Leo Belgicus - Hendrik Floris van Langren - Cornelis Claesz, before 1609.

Old map in the shape of a lion - Leo Belgicus by Hendrik Floris van Langren - Cornelis Claesz.


Date: before 1609.

Copper Engraving
Size: 37.5 x 45.5 cm (14.76 x 17.91 inch) (height x width)
Verso: Blank
Condition: Trace of an old faint horizontal fold, else excellent.
Condition Rating: A
References: Schilder 7, 15.8; Van der Heijden (Leo Belg), 4.1

From: Separate publication

The Leo Belgicus map that was engraved by Hendrik Floris van Langren is one of the earliest examples of a map depicting the Seventeen Provinces in the shape of a lion. The Leo Belgicus is an allegory for the courage and perseverance of the Dutch provinces in their resistance to suppression by the Spanish. The idea behind an image in this form was introduced by the Austrian Michael Aitsinger in his book on the Dutch revolt, De Leone Belgico (Cologne, 1583). Aitsinger envisioned the Netherlands fighting like a lion against a powerful Spain. The oldest Leo Belgicus map is included in Aitsinger's work, engraved by Frans Hogenberg. The map became a great success in this shape and was soon copied by various mapmakers.
The title on Van Langren's map is placed in the stippled sea, which is decorated with two ships and a sea-monster. In the right upper corner is an oval scrollwork-cartouche with following (here translated) Latin text: "A skilful made geographical map representing the Seventeen Provinces of the Netherlands in the form of a lion, showing also the coats of arms of the provinces, their boundaries and their governors, as defined and appointed by the supreme authorities in 1559'. The rectangular cartouche below this text shows a list with the number of towns and villages per province. Along the bottom three Dutch costumed couples are shown.
In the left bottom corner the engraver is mentioned: Henricus Florentij à Langren sculpsit. Hendrik Floris van Langren was active as an engraver of maps between 1592-1604, working frequently also for Cornelis Claesz.
This copperplate is likely to have been published by Cornelis Claesz. In his Const ende Caert-Register of 1609 the folowing note can be found: 'Leeuw Caerten met Gouverneurs en steden' [Lions maps with governors and towns]. It appears also from this catalogue that the portraits and town plans had to be mounted along the map's borders. For two stuivers he offered: 'All Governors of the Netherlands, for placing below maps'. Indeed, the Würzburg copy of Van Langren's Leo Belgicus is framed by pasted strips with portraits, plans and town views. The top- and bottom border of the map contain medaillons with the portraits of the various governors ruling over both parts of the Netherlands. At the two side borders the map is bordered by a double strip containing plans and town views of several cities in the Netherlands.
Schilder does not exclude the possibility that this Van Langren map was published before 1598, the date Joannes van Doetecum's map appeared. The cartouche text is nearly identical with the one by Van Langren, even the announcement concerning the governors. (Schilder 7).

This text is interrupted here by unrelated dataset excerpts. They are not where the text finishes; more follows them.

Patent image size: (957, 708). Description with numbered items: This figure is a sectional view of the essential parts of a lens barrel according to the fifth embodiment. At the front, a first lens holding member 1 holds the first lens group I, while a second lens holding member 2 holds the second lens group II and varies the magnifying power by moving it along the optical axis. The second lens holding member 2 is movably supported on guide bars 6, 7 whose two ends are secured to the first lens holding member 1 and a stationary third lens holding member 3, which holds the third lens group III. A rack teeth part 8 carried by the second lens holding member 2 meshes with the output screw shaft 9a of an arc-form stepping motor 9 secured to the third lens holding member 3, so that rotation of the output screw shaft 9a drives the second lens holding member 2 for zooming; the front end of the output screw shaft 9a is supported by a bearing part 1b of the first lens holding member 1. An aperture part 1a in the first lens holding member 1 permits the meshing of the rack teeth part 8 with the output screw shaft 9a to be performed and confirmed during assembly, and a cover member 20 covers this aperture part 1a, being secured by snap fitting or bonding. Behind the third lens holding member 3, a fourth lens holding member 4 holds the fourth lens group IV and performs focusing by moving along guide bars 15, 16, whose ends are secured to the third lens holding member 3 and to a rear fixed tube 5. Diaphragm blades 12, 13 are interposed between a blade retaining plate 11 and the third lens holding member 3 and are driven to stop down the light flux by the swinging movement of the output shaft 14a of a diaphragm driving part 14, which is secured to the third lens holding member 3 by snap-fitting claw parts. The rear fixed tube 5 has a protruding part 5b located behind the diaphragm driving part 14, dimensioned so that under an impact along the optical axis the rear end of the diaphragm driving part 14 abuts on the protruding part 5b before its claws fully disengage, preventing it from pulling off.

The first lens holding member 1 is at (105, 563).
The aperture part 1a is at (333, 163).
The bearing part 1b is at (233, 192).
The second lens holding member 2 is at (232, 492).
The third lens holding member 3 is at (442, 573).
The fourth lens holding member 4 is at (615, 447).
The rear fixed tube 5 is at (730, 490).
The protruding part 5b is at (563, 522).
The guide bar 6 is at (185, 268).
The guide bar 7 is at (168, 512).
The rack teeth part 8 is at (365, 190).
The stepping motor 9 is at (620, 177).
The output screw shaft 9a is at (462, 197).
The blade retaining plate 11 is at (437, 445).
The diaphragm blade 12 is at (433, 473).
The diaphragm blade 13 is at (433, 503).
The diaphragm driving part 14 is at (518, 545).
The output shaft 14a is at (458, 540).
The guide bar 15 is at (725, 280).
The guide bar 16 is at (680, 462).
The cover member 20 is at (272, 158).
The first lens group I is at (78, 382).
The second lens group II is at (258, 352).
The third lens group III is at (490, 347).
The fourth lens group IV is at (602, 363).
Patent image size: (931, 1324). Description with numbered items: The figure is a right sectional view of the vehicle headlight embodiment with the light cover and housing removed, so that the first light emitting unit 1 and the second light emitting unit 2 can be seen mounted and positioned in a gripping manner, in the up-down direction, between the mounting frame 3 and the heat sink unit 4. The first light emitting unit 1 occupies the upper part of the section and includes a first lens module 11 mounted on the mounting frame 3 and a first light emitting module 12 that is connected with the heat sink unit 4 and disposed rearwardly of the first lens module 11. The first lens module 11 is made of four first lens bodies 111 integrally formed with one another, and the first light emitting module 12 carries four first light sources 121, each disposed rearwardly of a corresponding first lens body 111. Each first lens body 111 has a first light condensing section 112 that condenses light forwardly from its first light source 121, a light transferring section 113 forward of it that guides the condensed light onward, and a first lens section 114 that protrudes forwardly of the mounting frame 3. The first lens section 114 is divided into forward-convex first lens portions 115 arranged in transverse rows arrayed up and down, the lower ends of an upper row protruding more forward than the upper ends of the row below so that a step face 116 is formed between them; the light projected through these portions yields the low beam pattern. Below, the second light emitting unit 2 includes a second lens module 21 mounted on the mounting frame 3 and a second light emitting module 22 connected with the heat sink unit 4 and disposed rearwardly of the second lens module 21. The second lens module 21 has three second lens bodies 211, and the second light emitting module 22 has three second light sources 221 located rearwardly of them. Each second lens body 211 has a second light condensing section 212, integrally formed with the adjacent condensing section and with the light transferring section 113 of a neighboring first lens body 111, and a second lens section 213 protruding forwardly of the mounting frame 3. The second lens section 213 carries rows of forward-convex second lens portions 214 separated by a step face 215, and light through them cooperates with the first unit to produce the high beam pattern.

After Cornelis Claesz's death in 1609, the copperplate of the Leo Belgicus came into Pieter van den Keere's possession. He made some revisions. Van den Keere erased the engraver's name and added his own name as publisher. A small scale bar was added in a simple cartouche in the right top corner. The small decorative border of the original plate was replaced by a graduation of degrees of longitude and latitude.

Extremely rare. Schilder quotes only 4 copies of this first state of which 2 with an unknown present location.